A caminhada de Ary dos Santos pela literatura seria intermitente, em paralelo com uma carreira na publicidade. É precisamente numa campanha que conhece Nuno Nazareth Fernandes, o músico lisboeta que queria abater a canção ligeira da década anterior — desdenhosamente resumida como “nacional-cançonetismo” — desde que venceu o Festival RTP da Canção em 1967 com “O Vento Mudou”, na voz de Eduardo Nascimento. Em 1969, a dupla Nuno Nazareth/Ary dos Santos vence o certame com “Desfolhada” e dois anos depois, em 1971, compõem uma canção eterna — “Menina” — e uma perecível — “Minha lã, meu amor”. Esta segunda canção era a última encomenda publicitária, desta feita para a Woolmark, com clara inspiração em “Love Story”, o filme do momento.
O descaramento de escrever poesia e fazer dinheiro em publicidade e festivais é considerado um excesso impensável para alguns protagonistas do meio literário português. Segundo o jornalista Fernando Cordeiro, José Cardoso Pires — então exilado e professor de Literatura em Londres — desabafa: “O Ary é um tipo capaz de todas as concessões”. O letrista de “Menina” não é indiferente às críticas. Em resposta ao suplemento literário do Diário de Lisboa, confirma-se publicitário desde os 18 anos e reitera o seu direito de ser simultaneamente de esquerda e rico, explicando que a ideologia “está-se nas tintas para vida privada”. À Flama denuncia a “comadrice literária da pseudo-esquerda lisboeta” e remata, do alto da sua barriga: “Não é propriamente um suplemento literário que me tenta esmagar. É um certo clã intelectual cá do sítio. Esmagar-me, a mim, que sou muito grande e muito pesado, de todos os pontos de vista!? É impossível, não conseguirão”.

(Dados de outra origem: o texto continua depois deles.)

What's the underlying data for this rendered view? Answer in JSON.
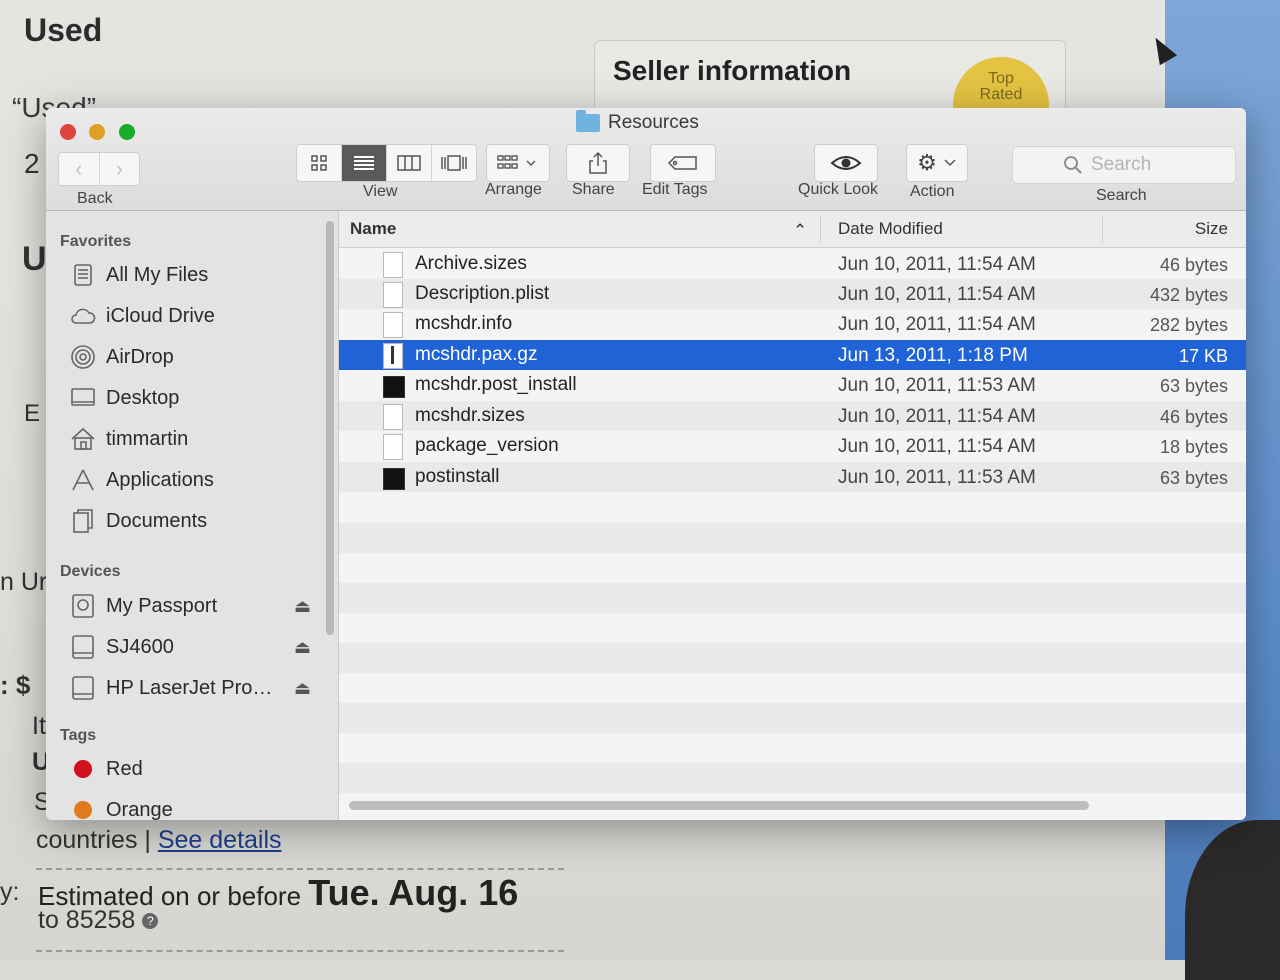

O poeta intervém diariamente na imprensa quando se aproxima o Festival da Canção de 1971, e emerge atrelado a um grupo de detratores que sublinham uma mesma palavra: concessão. “A poesia que o Ary dos Santos faz de propósito para canções é um conjunto de coisas sem nenhum interesse, com grandes concessões”, analisa Adriano Correia de Oliveira à Mundo da Canção, denunciando as preocupações sociais do poeta como “vagas”. “Não passam de baboseiras bem feitas tecnicamente. Um bom arquiteto de palavras, mas, no fundo, não diz nada. Este género de canções significa um comprometimento com o que está estabelecido”.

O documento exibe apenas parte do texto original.